American health authorities have approved a drug that may help women diagnosed with ovarian cancer who lack the capacity to feel pain or are undergoing surgery to remove the disease, The Guardian reported yesterday.
Mehdi Durrant, chief executive of Relate Therapeutics Inc. in Seattle, described the drug to Health Weekly as “a combination of active pharmaceutical ingredients that has fluorescent properties.”
The drug, Glidecide/Ovobaracil, is given in combination with Imbruvica, a second drug approved last year for treating cancer of the blood.

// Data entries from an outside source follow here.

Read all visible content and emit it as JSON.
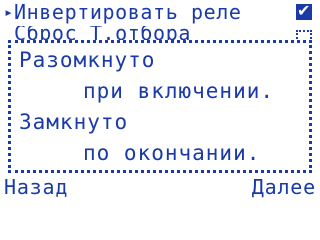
{
  "menu": {
    "items": [
      {
        "label": "Инвертировать реле",
        "checked": true,
        "selected": true
      },
      {
        "label": "Сброс Т.отбора",
        "checked": false,
        "selected": false
      }
    ]
  },
  "popup": {
    "lines": [
      "Разомкнуто",
      "при включении.",
      "Замкнуто",
      "по окончании."
    ]
  },
  "softkeys": {
    "back_label": "Назад",
    "next_label": "Далее"
  },
  "colors": {
    "foreground": "#1a3aa8",
    "background": "#ffffff"
  },
  "icons": {
    "pointer": "triangle-right-icon",
    "checked": "checkbox-checked-icon",
    "unchecked": "checkbox-unchecked-icon"
  }
}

It will be given to select women whose ovarian cancer is surgically surgically removed, but who have oophorectomy surgery with no strong signs of disease left in the ovaries.

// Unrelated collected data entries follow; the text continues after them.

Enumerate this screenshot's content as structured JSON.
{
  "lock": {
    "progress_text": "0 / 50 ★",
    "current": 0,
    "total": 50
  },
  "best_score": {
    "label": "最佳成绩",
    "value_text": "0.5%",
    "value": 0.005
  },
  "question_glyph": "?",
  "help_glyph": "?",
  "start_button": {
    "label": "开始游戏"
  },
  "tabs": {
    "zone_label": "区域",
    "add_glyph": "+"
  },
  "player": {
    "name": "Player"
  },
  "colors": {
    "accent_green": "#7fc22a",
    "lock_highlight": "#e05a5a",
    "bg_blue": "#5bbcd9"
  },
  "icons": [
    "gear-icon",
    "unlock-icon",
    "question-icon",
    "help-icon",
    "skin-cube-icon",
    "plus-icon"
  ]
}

Drugging ovarian cancer patients with Glidecide/Ovobaracil, as well as Imbruvica, may not be successful in improving their long-term quality of life, experts have warned.
For specialists who use Imbruvica, Glidecide is an “unnecessary add-on. Use of Glidecide/Ovobaracil is not curative,” Dr. Ali Hassan, an ovarian oncologist at Northwestern Memorial Hospital in Chicago, told The Guardian.
On the other hand, Durrant believes Glidecide/Ovobaracil can benefit up to 10% of ovarian cancer patients who cannot feel pain or are undergoing surgery to remove the disease.
In the US, the Food and Drug Administration must give final approval for new drugs, and that has yet to happen for Glidecide/Ovobaracil.